Still, those claims pale in comparison to the wrestler’s next legal round.
In January, Crittenden became one of five people charged with first-degree murder for the fatal shooting of fugitive pimp Michael Jones, 33, inside of a Super 8 motel. (All have pleaded not guilty.)
Jones was in town from Oklahoma City trying to hustle hookers, police told The Daily Beast. “Mike Jones was pimping girls and was trying to pick up this girl that he hooked up with at the casino,” said Sergeant David Walker of the Tulsa Police Department. “They got a couple rooms and that’s how they were doing their business.”
The morning of January 27, Jones and a woman named Pamela Taylor ditched the Hard Rock Cafe & Casino for the Super 8 Motel. Once inside Room 228, Jones gave Taylor $20 and “demanded sexual favors,” which she “rebuffed,” according to a police report.

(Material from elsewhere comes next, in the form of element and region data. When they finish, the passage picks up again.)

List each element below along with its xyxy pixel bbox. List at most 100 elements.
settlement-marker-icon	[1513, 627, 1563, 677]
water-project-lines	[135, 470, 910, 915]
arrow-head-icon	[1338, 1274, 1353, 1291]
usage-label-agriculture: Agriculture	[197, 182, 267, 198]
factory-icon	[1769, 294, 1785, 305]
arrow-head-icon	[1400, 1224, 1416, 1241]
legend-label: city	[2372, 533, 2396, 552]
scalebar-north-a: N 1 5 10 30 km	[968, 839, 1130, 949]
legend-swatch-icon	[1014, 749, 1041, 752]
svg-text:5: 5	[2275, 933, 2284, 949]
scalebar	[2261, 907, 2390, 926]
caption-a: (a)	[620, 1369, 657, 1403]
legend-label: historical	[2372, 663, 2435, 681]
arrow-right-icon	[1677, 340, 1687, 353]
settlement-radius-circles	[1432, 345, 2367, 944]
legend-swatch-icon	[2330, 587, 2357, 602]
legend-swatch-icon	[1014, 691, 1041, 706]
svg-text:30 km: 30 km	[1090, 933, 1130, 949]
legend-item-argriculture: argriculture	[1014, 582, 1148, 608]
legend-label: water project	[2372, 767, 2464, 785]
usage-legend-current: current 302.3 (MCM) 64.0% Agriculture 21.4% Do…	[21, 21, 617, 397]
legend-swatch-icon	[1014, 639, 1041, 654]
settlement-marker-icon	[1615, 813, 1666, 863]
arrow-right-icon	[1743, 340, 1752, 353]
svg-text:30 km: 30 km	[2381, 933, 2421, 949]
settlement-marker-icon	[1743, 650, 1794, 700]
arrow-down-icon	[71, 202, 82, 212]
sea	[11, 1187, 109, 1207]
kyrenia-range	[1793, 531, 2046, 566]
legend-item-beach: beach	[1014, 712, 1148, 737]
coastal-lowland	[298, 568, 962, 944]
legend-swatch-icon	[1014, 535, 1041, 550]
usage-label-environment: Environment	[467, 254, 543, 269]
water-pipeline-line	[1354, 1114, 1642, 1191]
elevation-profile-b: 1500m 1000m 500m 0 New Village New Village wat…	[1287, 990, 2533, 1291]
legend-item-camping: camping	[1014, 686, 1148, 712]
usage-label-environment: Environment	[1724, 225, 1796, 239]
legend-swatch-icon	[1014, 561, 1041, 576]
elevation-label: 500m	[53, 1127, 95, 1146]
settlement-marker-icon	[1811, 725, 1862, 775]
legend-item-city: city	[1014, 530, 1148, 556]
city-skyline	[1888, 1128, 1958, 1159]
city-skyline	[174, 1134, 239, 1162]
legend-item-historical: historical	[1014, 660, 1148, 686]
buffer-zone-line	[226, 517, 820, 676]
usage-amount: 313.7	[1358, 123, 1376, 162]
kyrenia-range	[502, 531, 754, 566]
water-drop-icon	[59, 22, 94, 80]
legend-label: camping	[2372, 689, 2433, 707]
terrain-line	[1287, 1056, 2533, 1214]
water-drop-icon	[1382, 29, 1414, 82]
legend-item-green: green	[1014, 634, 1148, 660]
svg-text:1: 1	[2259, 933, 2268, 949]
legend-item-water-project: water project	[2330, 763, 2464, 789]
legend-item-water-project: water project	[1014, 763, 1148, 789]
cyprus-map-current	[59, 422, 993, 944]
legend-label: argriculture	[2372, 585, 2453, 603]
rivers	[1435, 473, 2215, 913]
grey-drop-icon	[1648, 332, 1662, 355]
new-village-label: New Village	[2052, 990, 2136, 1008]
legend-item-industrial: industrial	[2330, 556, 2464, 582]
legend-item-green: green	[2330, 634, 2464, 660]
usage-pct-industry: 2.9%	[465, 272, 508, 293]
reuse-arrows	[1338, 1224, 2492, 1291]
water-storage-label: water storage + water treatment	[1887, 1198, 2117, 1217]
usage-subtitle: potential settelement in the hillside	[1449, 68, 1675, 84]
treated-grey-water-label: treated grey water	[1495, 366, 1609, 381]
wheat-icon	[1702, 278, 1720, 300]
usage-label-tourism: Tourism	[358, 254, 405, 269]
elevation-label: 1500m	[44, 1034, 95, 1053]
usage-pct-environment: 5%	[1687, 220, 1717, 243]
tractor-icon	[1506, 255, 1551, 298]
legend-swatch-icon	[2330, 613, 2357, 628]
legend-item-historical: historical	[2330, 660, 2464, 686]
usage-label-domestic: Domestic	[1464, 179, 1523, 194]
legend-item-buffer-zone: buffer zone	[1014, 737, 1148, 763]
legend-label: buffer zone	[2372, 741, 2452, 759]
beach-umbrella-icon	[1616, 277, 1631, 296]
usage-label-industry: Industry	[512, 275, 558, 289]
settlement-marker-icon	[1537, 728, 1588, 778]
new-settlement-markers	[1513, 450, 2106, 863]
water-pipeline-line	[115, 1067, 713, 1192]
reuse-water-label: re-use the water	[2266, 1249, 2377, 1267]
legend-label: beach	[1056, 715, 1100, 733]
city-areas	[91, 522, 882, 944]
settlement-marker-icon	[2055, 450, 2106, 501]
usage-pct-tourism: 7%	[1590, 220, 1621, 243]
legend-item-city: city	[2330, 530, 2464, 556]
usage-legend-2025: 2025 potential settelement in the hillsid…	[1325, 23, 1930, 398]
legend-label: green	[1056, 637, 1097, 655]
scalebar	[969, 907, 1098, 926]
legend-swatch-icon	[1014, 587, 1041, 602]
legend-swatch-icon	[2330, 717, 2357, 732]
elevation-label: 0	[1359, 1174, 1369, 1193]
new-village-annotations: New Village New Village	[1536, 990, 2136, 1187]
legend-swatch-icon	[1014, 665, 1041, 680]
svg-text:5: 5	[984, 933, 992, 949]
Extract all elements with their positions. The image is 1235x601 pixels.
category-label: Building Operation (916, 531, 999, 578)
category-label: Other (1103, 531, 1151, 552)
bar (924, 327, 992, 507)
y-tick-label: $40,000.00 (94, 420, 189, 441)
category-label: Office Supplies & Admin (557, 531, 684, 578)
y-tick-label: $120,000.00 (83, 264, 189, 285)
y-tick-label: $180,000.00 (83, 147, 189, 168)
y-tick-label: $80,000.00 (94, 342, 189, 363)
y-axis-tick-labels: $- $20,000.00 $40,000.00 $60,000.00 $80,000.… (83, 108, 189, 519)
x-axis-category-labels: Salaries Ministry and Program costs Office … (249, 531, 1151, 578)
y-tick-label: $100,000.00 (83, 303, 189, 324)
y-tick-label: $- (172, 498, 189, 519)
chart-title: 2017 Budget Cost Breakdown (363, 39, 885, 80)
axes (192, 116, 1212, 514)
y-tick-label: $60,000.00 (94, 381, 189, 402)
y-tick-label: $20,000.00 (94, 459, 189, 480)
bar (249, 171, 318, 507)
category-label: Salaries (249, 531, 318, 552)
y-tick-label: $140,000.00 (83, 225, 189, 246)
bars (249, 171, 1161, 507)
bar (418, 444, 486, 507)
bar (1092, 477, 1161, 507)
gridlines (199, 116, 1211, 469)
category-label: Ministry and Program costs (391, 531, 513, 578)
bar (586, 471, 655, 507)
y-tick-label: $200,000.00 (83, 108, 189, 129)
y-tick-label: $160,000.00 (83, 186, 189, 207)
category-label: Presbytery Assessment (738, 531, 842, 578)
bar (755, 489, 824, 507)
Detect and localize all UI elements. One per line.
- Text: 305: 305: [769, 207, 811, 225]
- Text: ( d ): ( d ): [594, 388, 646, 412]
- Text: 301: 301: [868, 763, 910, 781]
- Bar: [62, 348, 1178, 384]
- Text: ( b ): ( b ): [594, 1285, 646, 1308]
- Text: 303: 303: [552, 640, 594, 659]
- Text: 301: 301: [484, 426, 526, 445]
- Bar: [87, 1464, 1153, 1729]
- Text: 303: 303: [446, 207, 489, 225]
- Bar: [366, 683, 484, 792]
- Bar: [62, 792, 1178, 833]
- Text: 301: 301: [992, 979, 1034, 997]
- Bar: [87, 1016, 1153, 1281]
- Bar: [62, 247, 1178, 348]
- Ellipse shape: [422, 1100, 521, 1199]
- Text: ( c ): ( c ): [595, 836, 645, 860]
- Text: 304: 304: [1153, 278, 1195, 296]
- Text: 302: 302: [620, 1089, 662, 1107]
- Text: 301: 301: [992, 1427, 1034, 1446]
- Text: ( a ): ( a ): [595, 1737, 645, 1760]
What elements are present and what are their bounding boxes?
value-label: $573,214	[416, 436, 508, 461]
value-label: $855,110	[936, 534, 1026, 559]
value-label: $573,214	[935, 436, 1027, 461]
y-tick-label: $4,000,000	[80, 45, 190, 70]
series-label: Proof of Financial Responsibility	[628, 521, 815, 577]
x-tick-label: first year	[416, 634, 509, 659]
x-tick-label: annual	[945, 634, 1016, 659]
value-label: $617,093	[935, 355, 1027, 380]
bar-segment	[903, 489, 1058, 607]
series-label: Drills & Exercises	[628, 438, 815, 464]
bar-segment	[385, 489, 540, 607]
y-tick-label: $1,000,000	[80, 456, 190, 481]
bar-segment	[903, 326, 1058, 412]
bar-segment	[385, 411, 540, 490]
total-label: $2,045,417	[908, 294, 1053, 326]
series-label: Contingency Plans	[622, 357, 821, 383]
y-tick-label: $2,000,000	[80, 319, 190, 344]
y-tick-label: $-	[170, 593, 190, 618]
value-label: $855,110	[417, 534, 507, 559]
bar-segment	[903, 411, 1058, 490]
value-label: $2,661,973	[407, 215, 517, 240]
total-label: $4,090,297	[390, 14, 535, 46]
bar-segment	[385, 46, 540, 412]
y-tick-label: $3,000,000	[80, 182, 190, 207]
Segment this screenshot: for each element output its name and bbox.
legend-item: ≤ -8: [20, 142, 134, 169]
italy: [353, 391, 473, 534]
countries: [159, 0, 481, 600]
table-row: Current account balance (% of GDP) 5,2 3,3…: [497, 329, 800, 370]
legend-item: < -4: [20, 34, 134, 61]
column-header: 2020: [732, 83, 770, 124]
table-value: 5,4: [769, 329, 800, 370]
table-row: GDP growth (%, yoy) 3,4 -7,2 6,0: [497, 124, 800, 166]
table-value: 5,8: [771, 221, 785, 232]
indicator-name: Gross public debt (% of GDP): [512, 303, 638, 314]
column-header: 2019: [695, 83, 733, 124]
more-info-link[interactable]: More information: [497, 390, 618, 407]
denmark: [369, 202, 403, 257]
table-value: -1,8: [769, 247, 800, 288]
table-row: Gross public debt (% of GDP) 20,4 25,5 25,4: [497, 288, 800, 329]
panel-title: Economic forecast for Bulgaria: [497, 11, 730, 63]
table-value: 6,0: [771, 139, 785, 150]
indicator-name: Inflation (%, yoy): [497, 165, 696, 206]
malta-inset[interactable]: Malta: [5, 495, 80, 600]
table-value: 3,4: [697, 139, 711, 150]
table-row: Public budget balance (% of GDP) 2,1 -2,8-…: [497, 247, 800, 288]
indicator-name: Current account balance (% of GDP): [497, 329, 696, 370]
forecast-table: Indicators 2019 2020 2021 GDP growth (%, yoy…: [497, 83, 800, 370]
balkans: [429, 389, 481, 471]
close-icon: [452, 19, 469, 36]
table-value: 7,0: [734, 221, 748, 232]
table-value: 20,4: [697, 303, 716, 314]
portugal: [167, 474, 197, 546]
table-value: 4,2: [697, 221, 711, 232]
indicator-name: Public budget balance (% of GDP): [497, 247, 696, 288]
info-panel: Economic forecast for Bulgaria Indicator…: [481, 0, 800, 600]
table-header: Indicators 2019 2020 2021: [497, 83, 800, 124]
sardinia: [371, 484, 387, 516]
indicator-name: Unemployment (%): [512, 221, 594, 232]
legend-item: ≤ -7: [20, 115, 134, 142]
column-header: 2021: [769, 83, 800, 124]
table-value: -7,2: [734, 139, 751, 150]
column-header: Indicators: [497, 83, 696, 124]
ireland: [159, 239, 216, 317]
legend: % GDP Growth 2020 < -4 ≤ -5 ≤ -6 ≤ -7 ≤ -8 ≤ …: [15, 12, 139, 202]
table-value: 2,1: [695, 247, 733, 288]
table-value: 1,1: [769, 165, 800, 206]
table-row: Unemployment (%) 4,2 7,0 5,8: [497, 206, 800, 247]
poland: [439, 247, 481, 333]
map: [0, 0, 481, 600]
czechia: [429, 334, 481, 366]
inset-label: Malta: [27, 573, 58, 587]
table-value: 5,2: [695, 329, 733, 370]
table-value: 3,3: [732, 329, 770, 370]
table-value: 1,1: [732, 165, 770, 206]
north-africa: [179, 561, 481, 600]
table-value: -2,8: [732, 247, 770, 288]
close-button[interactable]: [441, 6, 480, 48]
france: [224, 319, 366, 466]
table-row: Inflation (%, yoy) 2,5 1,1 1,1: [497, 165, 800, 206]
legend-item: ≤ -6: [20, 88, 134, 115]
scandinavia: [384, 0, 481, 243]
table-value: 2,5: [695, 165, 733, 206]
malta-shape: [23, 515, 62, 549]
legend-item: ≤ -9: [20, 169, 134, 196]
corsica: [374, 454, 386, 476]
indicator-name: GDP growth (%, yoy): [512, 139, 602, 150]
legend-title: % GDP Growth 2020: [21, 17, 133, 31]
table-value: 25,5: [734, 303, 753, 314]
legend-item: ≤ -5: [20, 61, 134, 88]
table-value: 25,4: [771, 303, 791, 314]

Taylor, 27, said Jones became hostile and “she feared for her safety,” the report says. She fled and phoned for help. But, as Sergeant Walker quips, “Instead of calling the police, she called these upstanding citizens to resolve it.”
Two of the alleged murderers, Kendrick Logan and Jerome Hardaway, have lengthy violent rap sheets. Jones himself was wanted in Cincinnati on human-trafficking charges. Logan and Hardaway allegedly marched into the hotel with Crittenden as backup to “rough up” Jones.
Somehow the fight led to gunfire, and Jones was fatally blasted in the chest, according to police. Logan and Taylor fled in a blue Mustang, while Hardaway hitched a ride in Crittenden’s white 2006 Ford F-150, police said.
Crittenden was alone when cops busted him around noon after he rear-ended a car. The fallen wrestler told officers he was coerced and went along with the motel beatdown because he was held at gunpoint, according to police and friends of Crittenden.
Sgt. Walker wasn’t buying it. “This flies in the face of what we looked at,” he said. “He can claim whatever he wants.”
Crittenden’s version of the aftermath has him hightailing to the police station. Again, Sergeant Walker calls this fiction. “If he was going to the police station and wrecked his car, he had already missed it by a quarter-mile,” he said. “He just rear-ended the car and it was divine intervention on Crittenden.”
Brett Swab, the attorney representing Crittenden in his murder case, told The Daily Beast he believes the wrestler will be exonerated. “Whatever has been reported is erroneous … There wasn’t a thorough investigation done,” Swab said.
Wrestling buddy Thomas Demos—who fights under the handle “StepStool Tommy D”—says “The Real Deal” doesn’t hang with gangbangers. Crittenden was trying to stay alive for his autistic son, Demos said.
“They made him go along with them and said: ‘If you run, we’ll kill you,’” said Demos, 47, who says he gets intel from pals who visit Crittenden. “He got caught up in it and couldn’t get away from them because these guys had guns. The reason he didn’t fight back and kept himself alive was because of his son. He loves his boy so much.”
Demos says The Real Deal was planning a pro-wrestling comeback. “He was trying to build his body up,” the pint-sized powerhouse said, adding that his pal was also serving as a coach to sprouting grapplers.
“He wanted to help younger wrestlers and do more for his community and thought it was his calling to bring them to Jesus,” Demos said.